Barbados Introduces Free Bus Rides for Students
Barbados, which already offers free state financed education from primary to university levels, has now added free bus travel to and from school for its estimated 10,000 – 12,000 students. It previously cost each child one dollar (US 50 cents) per ride.
The innovation was introduced for the start of the 2008 Barbados school year, along with a new dress code for the students.
For the most part, parents have welcomed the financial relief from bus fares and Barbados school principals have reported that more students have been arriving on time for classes.
Prime Minister David Thompson, in his 2008 Budget presentation, announced that all schoolchildren in uniform or under 18-years-old and carrying identification would be allowed to travel free on the buses.

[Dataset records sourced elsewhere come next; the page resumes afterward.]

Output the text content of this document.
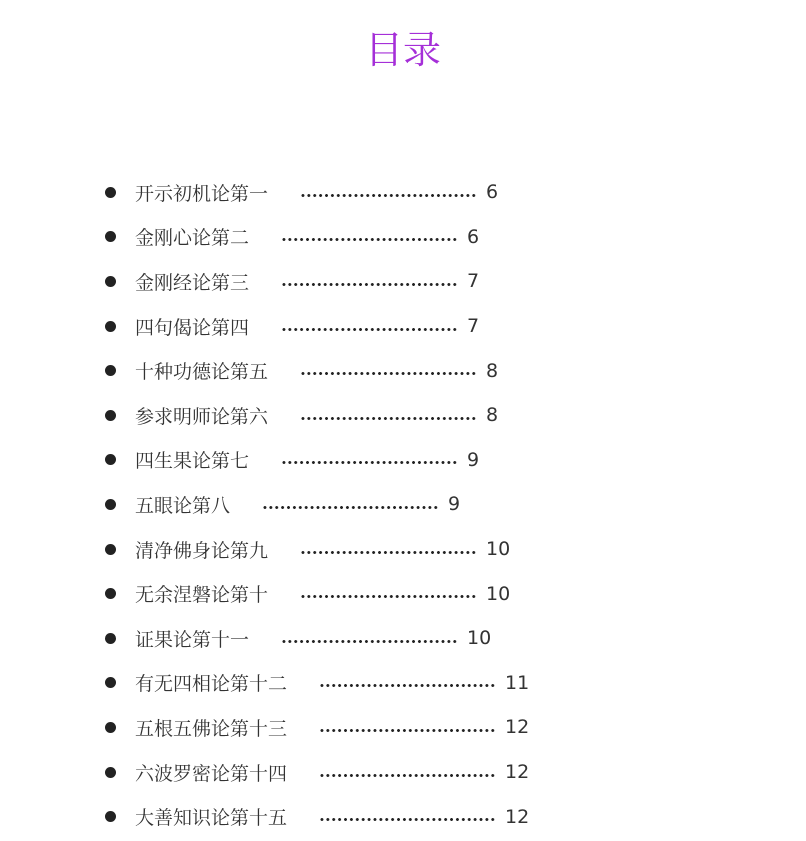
目录
开示初机论第一	6
金刚心论第二	6
金刚经论第三	7
四句偈论第四	7
十种功德论第五	8
参求明师论第六	8
四生果论第七	9
五眼论第八	9
清净佛身论第九	10
无余涅磐论第十	10
证果论第十一	10
有无四相论第十二	11
五根五佛论第十三	12
六波罗密论第十四	12
大善知识论第十五	12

The Barbados government has allocated an extra 8 million dollars to cover the new free ride service. Barbados already spends about 20 per cent of its (US) billion dollar annual budget on education
Day one of the new uniform code saw about 250 students being sent back home for failure to comply. They were mostly female students with uniforms that were too short or male students with “too baggy” pants. They all eventually returned to their classrooms.
Meanwhile, the Barbados government has announced it is putting on hold, plans by the previous administration to introduce a University College of Barbados.
Education Minister Ronald Jones has indicated that his current priority is “working to build capacity” at the post-secondary educational facilities.
“What is of prime importance (right now) is to have students who are interested in post-secondary education having somewhere they can go……right now we don’t have any excess capacity.
“When we think we have been able to satisfy that demand then we can again wrap our thoughts around the University College of Barbados”, Mr. Jones added.
The College was expected to come on stream in September 2008.
Barbados already houses one of three campuses of the University of the West Indies (UWI), which has just announced it will be adding 500 more rooms to its Cave Hill facility in 2009, to handle the growing student influx.
Barbados has 102 schools handling primary and secondary education.